I’ve always been a bit of a homebody. However, Zac has shown me there is a lot out there that we can experience together. We had been married just a couple years when Zac planned a trip to a horse clinic in Texas. I told him I didn’t want to go. I let that poor man go alone. He had to travel, eat and sleep by himself. Now, there are times now I’m sure he would jump at that chance, however, this was not my best move as a new wife.
Do life together and when they ask you to go, GO.
Now we plan things as a family and I wouldn’t change it for the world. We love showing our boys that they are important and we make our time with each other intentional.
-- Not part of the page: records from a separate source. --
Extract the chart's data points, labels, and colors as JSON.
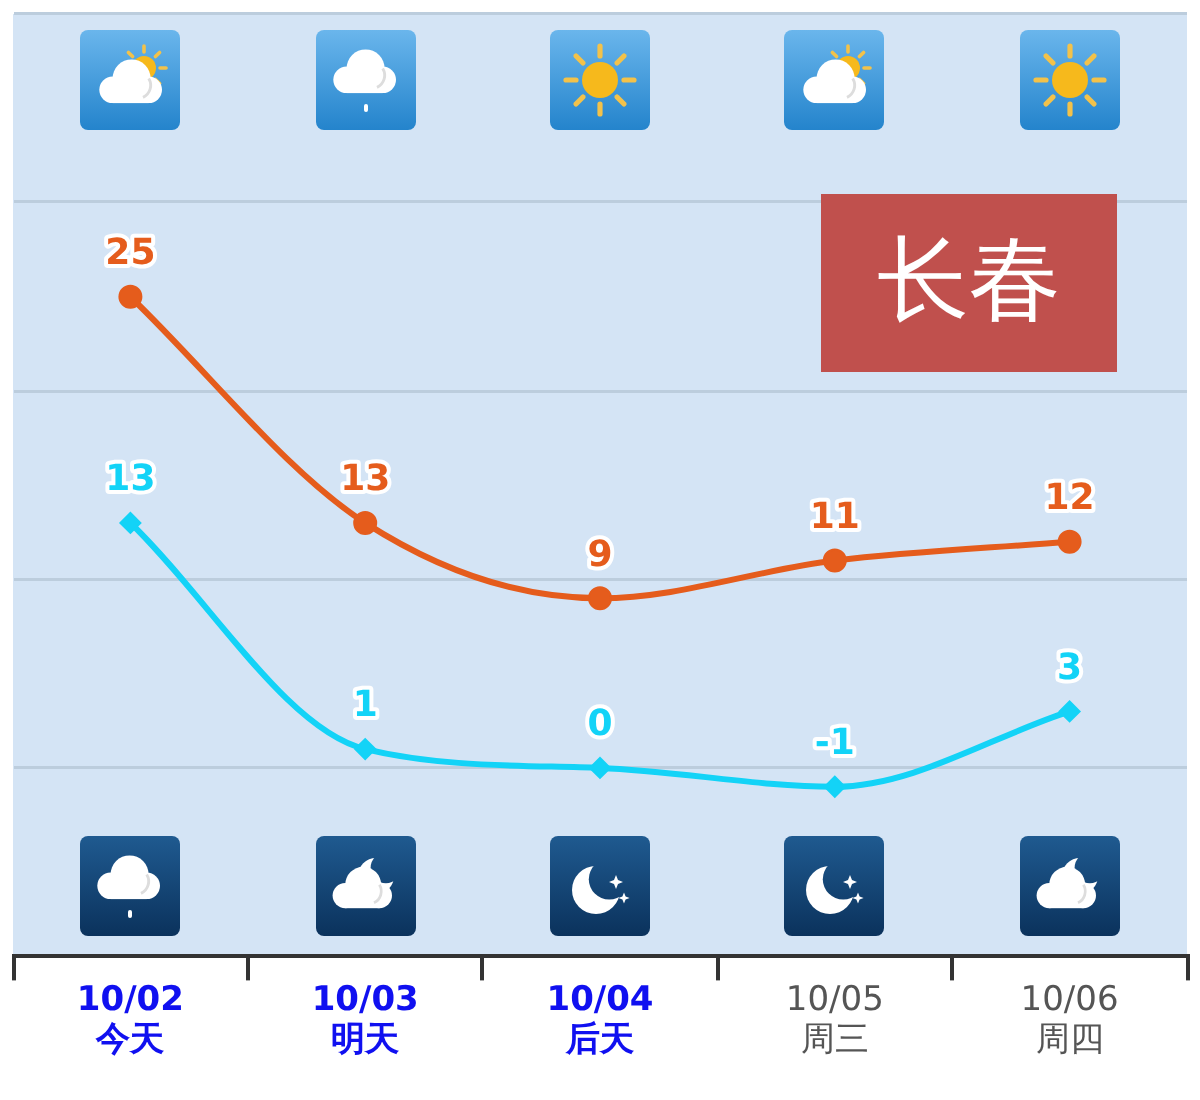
{
  "chart_data": {
    "type": "line",
    "title": "长春",
    "categories": [
      "10/02\n今天",
      "10/03\n明天",
      "10/04\n后天",
      "10/05\n周三",
      "10/06\n周四"
    ],
    "series": [
      {
        "color": "#e55c1c",
        "marker": "circle",
        "values": [
          25,
          13,
          9,
          11,
          12
        ]
      },
      {
        "color": "#13d3f7",
        "marker": "diamond",
        "values": [
          13,
          1,
          0,
          -1,
          3
        ]
      }
    ],
    "ylim": [
      -10,
      40
    ],
    "yticks": [
      {
        "value": -10,
        "label": null
      },
      {
        "value": 0,
        "label": null
      },
      {
        "value": 10,
        "label": null
      },
      {
        "value": 20,
        "label": null
      },
      {
        "value": 30,
        "label": null
      },
      {
        "value": 40,
        "label": null
      }
    ],
    "grid": "y",
    "tick_labels": "x",
    "data_labels": true
  }
}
I encourage you to not necessarily look for new things to do together as a couple/family…. just live life together!

Laugh, a lot!

I tend to be on the anxious side, it’s not my fault, I’m a 6 (on the Enneagram). Zac knows me so so well and does a good job of keeping me sane. We love to be silly. Life doesn’t always need to be so serious. In Proverbs 17:22 it says, “A cheerful heart is a good medicine,”. God desires for that cheerful spirit so, laugh.
Keep life and things in perspective. Most things we think are big, are really small in the grand scheme of things so laugh them off.
I mean maybe don’t go as far as Zac and tickle your spouse until she pees, but whatever.

Have fun

We love to have fun together because we are best friends.
mud
When something happens good, Zac is who I want to call. When something happens bad, Zac is who I want to call. Marrying your best friend is the best!

 

Love JESUS

I know that sounds like a gimme, but it is THE reason we are still holding hands, kissing, and HAPPILY living our life.
When I say love Jesus, I don’t mean a little love, or even a lot of love (like I love iced coffee). I mean a full-fledged real-life relationship (on the daily) with YOUR Lord and Savior.
As a Christian, we all naturally go through seasons in our life. Seasons where we couldn’t get closer to Him unless we were walking the streets of gold, seasons where we are desperately searching for His voice, and seasons where we let our first love, Jesus, slip to the wayside.
Our marriage is at it’s BEST when we are BOTH walking and talking daily with the Lord.

The Secret to Marriage

To sum everything up, if I could say there is a secret to marriage, I would say this is it. It sounds so very simple but it’s not. You can’t control your spouse’s relationship with Christ and no matter how great yours is alone, that is not enough. Ecclesiastes 4:12 says that “Though one may be overpowered, two can defend themselves. A cord of three strands is not quickly broken”.
It takes all 3 of us to make this thing called marriage work.